Sherman's two prior drug convictions did not prove the "ready complaisance" the government claimed he demonstrated, since only one was for dealing and that was nine years old. Warren also found Sherman's efforts to seek treatment, the absence of any drugs in his apartment when it was searched and his failure to profit from the sales to be significant in establishing that he did not have a predisposition to break the law. "The Government's characterization of petitioner's hesitancy to Kalchinian's request as the natural wariness of the criminal cannot fill the evidentiary void," he added.

He declined to reassess the alternative, objective test of entrapment proposed by Justice Owen Roberts in his Sorrells concurrence, that the focus should be on how the government acted rather than the defendant's state of mind. He believed that such a focus would unnecessarily burden prosecutors as they would not be able to raise predisposition in response to any defense attempt to examine police conduct; and that lower courts had ruled that juries should be allowed to consider entrapment, not judges as Roberts had proposed. "To dispose of this case on the ground suggested would entail both overruling a leading decision of this Court and brushing aside the possibility that we would be creating more problems than we would supposedly be solving," he said in conclusion.


Frankfurter's concurring opinion, in which he was joined by Justices William O. Douglas, John Marshall Harlan II and newly appointed William Brennan, argued nonetheless for Roberts' objective test of locating entrapment in the manner in which the government agents carried out their investigation. "(We fail) to give the doctrine of entrapment the solid foundation that the decisions of the lower courts and criticism of learned writers have clearly shown is needed," he said. Lower courts, he noted, had either ignored the Sorrells standard altogether and focused on narrow facts of the case, or failed to come up with a generalized rule, which was proof enough that it needed to be reassessed.

Congress had passed criminal laws, he asserted, not because it wanted to regulate the means by which the prohibited activities were curtailed but because it wanted to make the actions criminal. "The courts refuse to convict an entrapped defendant, not because his conduct falls outside the proscription of the statute, but because, even if his guilt be admitted, the methods employed on behalf of the Government to bring about conviction cannot be countenanced," he reminded his colleagues, foreshadowing the "outrageous government conduct" theory that Justice William Rehnquist would inadvertently create almost two decades later in United States v. Russell. That, he said, was exactly what the Court had done in this case, expressing its revulsion at the manipulative actions of Kalchinian, which he described as "particularly reprehensible", and the FBN's cavalier attitude toward his freelancing.

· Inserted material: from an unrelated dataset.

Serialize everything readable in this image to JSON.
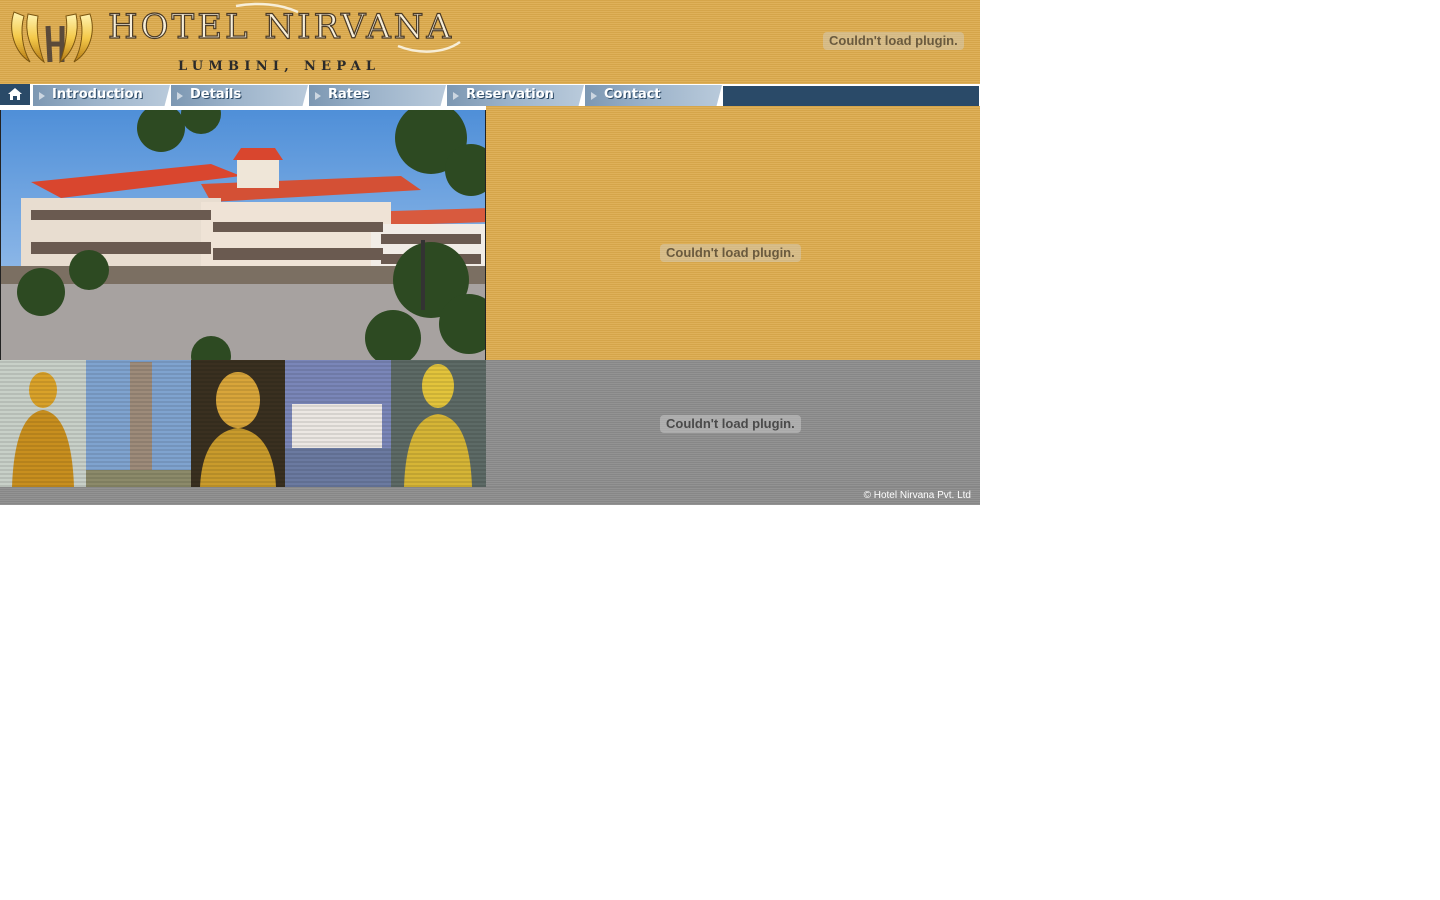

In addition, he made two other objections: that defendants might choose to forgo the defense despite the facts of the case out of fear that an inquiry into their predisposition to offend would allow the prosecution to bring up prior bad acts that might not otherwise be relevant, and that jury verdicts of entrapment were not as reliable in deriving precedent for future cases.

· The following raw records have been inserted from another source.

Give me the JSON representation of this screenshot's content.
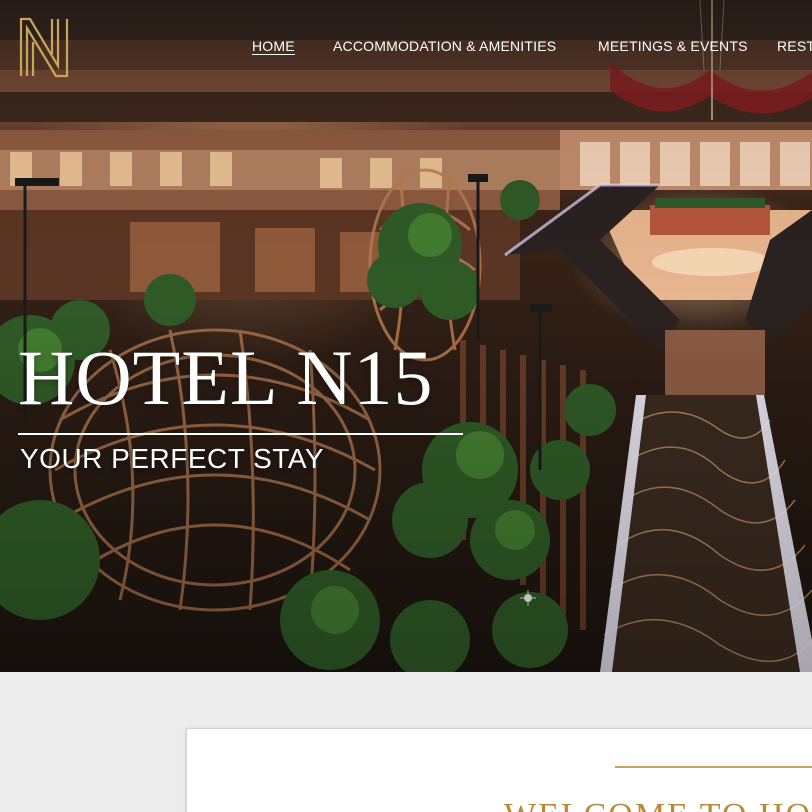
{
  "brand": {
    "logo_letter": "N",
    "logo_icon": "n-monogram-icon",
    "gold": "#c9a55a"
  },
  "nav": {
    "items": [
      {
        "label": "HOME",
        "active": true
      },
      {
        "label": "ACCOMMODATION & AMENITIES",
        "active": false
      },
      {
        "label": "MEETINGS & EVENTS",
        "active": false
      },
      {
        "label": "RESTA",
        "active": false
      }
    ]
  },
  "hero": {
    "title": "HOTEL N15",
    "tagline": "YOUR PERFECT STAY",
    "image_icon": "hotel-atrium-photo"
  },
  "welcome": {
    "heading": "WELCOME TO HOT"
  }
}
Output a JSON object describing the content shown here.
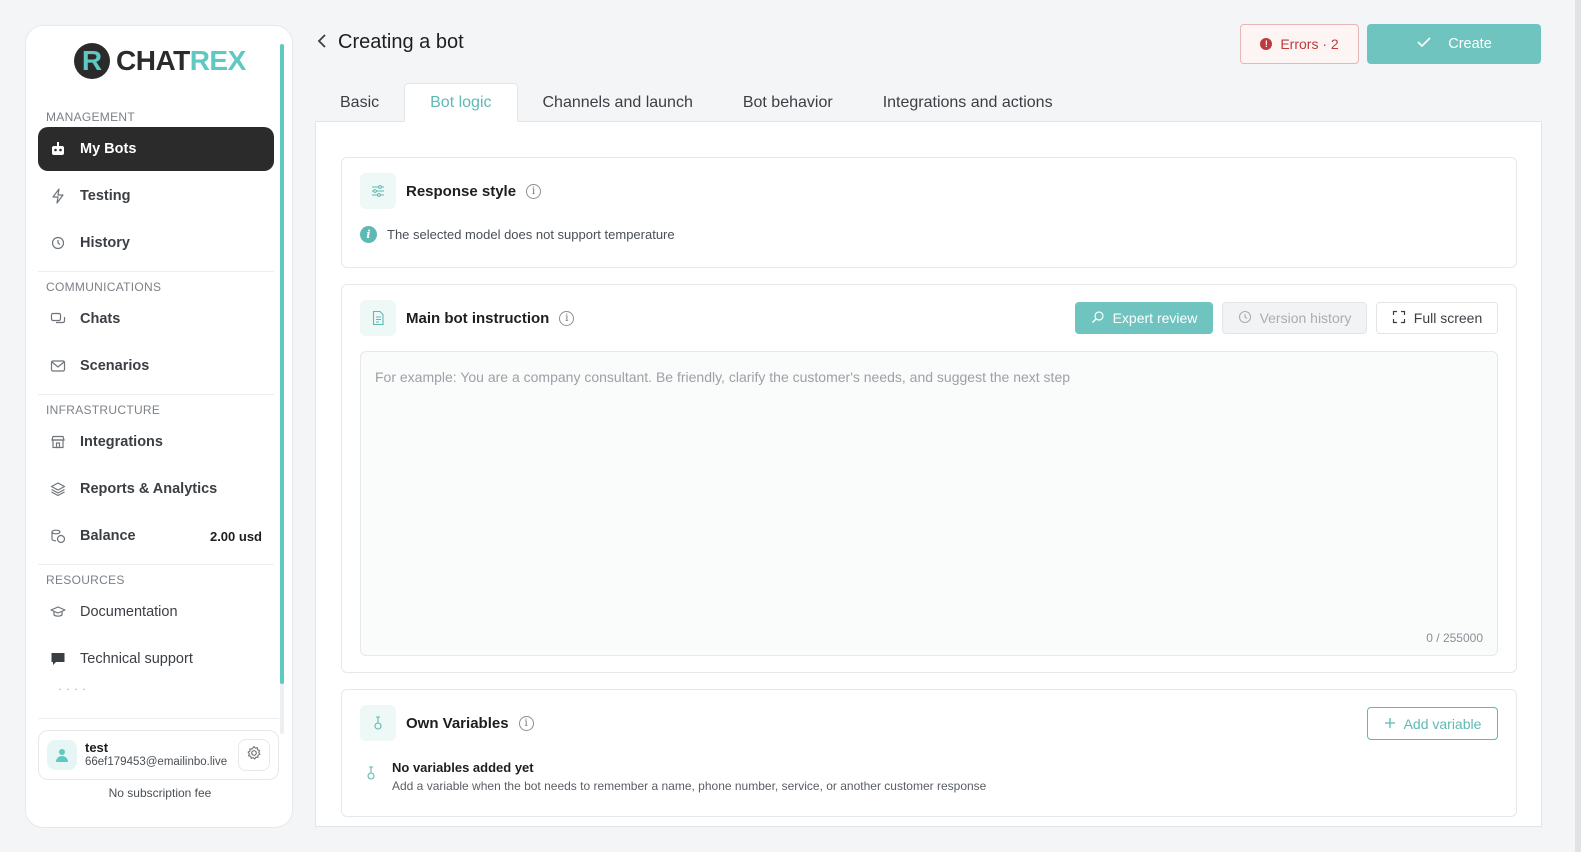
{
  "brand": {
    "letter": "R",
    "name_part1": "CHAT",
    "name_part2": "REX",
    "accent": "#5fc8c0",
    "dark": "#2b2b2b"
  },
  "sidebar": {
    "sections": {
      "management": "MANAGEMENT",
      "communications": "COMMUNICATIONS",
      "infrastructure": "INFRASTRUCTURE",
      "resources": "RESOURCES"
    },
    "items": {
      "my_bots": "My Bots",
      "testing": "Testing",
      "history": "History",
      "chats": "Chats",
      "scenarios": "Scenarios",
      "integrations": "Integrations",
      "reports": "Reports & Analytics",
      "balance": "Balance",
      "balance_value": "2.00 usd",
      "documentation": "Documentation",
      "support": "Technical support"
    },
    "user": {
      "name": "test",
      "email": "66ef179453@emailinbo.live"
    },
    "subscription": "No subscription fee"
  },
  "header": {
    "title": "Creating a bot",
    "errors_label": "Errors · 2",
    "create_label": "Create"
  },
  "tabs": [
    "Basic",
    "Bot logic",
    "Channels and launch",
    "Bot behavior",
    "Integrations and actions"
  ],
  "active_tab": "Bot logic",
  "response_style": {
    "title": "Response style",
    "note": "The selected model does not support temperature"
  },
  "instruction": {
    "title": "Main bot instruction",
    "expert_label": "Expert review",
    "version_label": "Version history",
    "fullscreen_label": "Full screen",
    "placeholder": "For example: You are a company consultant. Be friendly, clarify the customer's needs, and suggest the next step",
    "value": "",
    "counter": "0 / 255000"
  },
  "variables": {
    "title": "Own Variables",
    "add_label": "Add variable",
    "empty_title": "No variables added yet",
    "empty_desc": "Add a variable when the bot needs to remember a name, phone number, service, or another customer response"
  },
  "colors": {
    "teal": "#6fc4bf",
    "error": "#c0393b"
  }
}
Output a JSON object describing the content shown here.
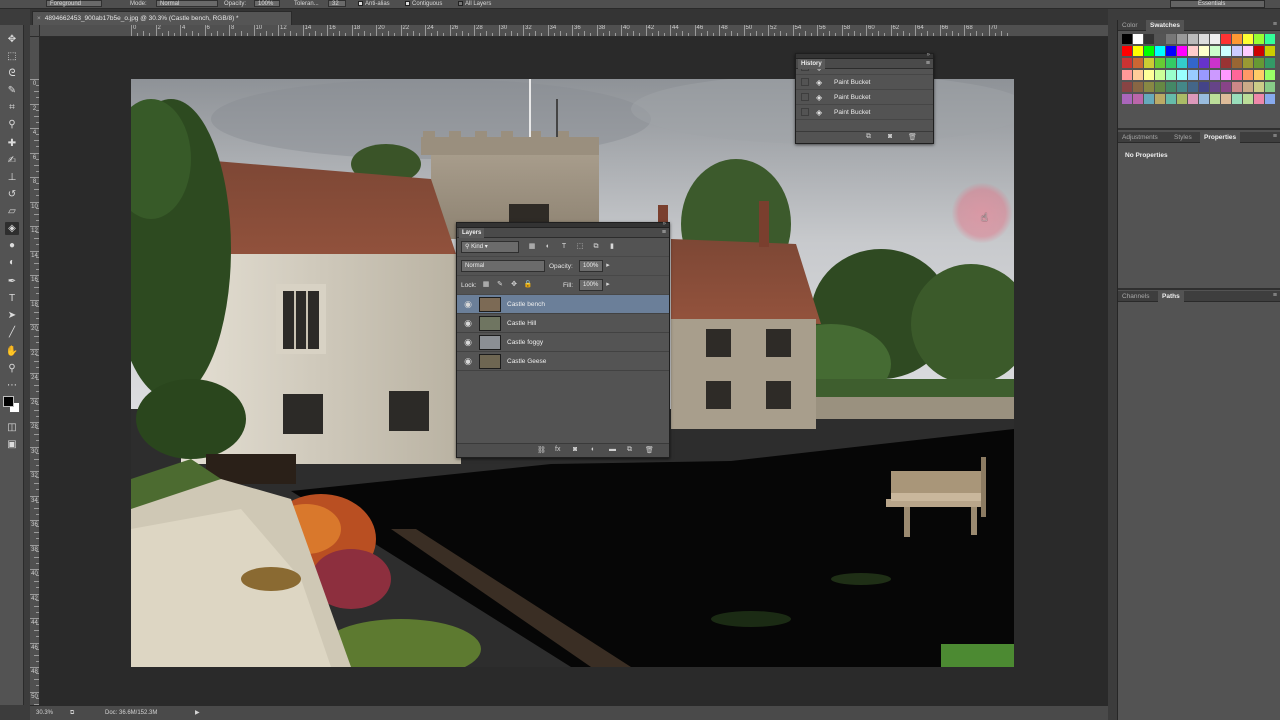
{
  "options_bar": {
    "tool_preset": "Foreground",
    "mode_label": "Mode:",
    "mode_value": "Normal",
    "opacity_label": "Opacity:",
    "opacity_value": "100%",
    "tolerance_label": "Toleran...",
    "tolerance_value": "32",
    "anti_alias_label": "Anti-alias",
    "contiguous_label": "Contiguous",
    "all_layers_label": "All Layers",
    "workspace": "Essentials"
  },
  "document": {
    "tab_title": "4894662453_900ab17b5e_o.jpg @ 30.3% (Castle bench, RGB/8) *",
    "close_glyph": "×"
  },
  "rulers": {
    "top_labels": [
      "0",
      "2",
      "4",
      "6",
      "8",
      "10",
      "12",
      "14",
      "16",
      "18",
      "20",
      "22",
      "24",
      "26",
      "28",
      "30",
      "32",
      "34",
      "36",
      "38",
      "40",
      "42",
      "44",
      "46",
      "48",
      "50",
      "52",
      "54",
      "56",
      "58",
      "60",
      "62",
      "64",
      "66",
      "68",
      "70"
    ],
    "left_labels": [
      "0",
      "2",
      "4",
      "6",
      "8",
      "10",
      "12",
      "14",
      "16",
      "18",
      "20",
      "22",
      "24",
      "26",
      "28",
      "30",
      "32",
      "34",
      "36",
      "38",
      "40",
      "42",
      "44",
      "46",
      "48",
      "50"
    ]
  },
  "status_bar": {
    "zoom": "30.3%",
    "doc_info": "Doc: 36.6M/152.3M",
    "arrow": "▶"
  },
  "history_panel": {
    "title": "History",
    "items": [
      {
        "label": "Paint Bucket",
        "partial": true
      },
      {
        "label": "Paint Bucket"
      },
      {
        "label": "Paint Bucket"
      },
      {
        "label": "Paint Bucket"
      }
    ]
  },
  "layers_panel": {
    "title": "Layers",
    "filter_kind": "Kind",
    "blend_mode": "Normal",
    "opacity_label": "Opacity:",
    "opacity_value": "100%",
    "lock_label": "Lock:",
    "fill_label": "Fill:",
    "fill_value": "100%",
    "layers": [
      {
        "name": "Castle bench",
        "selected": true,
        "thumb_color": "#7c6a55"
      },
      {
        "name": "Castle Hill",
        "selected": false,
        "thumb_color": "#6f7561"
      },
      {
        "name": "Castle foggy",
        "selected": false,
        "thumb_color": "#8b8f94"
      },
      {
        "name": "Castle Geese",
        "selected": false,
        "thumb_color": "#6e6652"
      }
    ]
  },
  "dock": {
    "top_tabs": [
      "Color",
      "Swatches"
    ],
    "active_top_tab": "Swatches",
    "middle_tabs": [
      "Adjustments",
      "Styles",
      "Properties"
    ],
    "active_middle_tab": "Properties",
    "properties_text": "No Properties",
    "bottom_tabs": [
      "Channels",
      "Paths"
    ],
    "active_bottom_tab": "Paths"
  },
  "colors": {
    "selected_layer": "#6b7f99",
    "cursor_highlight": "#e87a8c"
  }
}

Subsequent jurisprudence[edit]

  • United States v. Russell, 411 U.S. 423 (1973). Government agent supplying key ingredient for manufacture of controlled substance did not constitute entrapment.
  • Hampton v. United States, 452 U.S. 484 (1976). Defendant's belief that he and government informant were selling a legal counterfeit drug and misrepresenting it as heroin did not overcome government showing that he was predisposed to sell heroin in any event.
  • Jacobson v. United States, 503 U.S. 540 (1992). Previously legal actions do not of themselves prove predisposition to violate later law prohibiting them; predisposition inquiry to be limited to defendant's history prior to contact with government agents.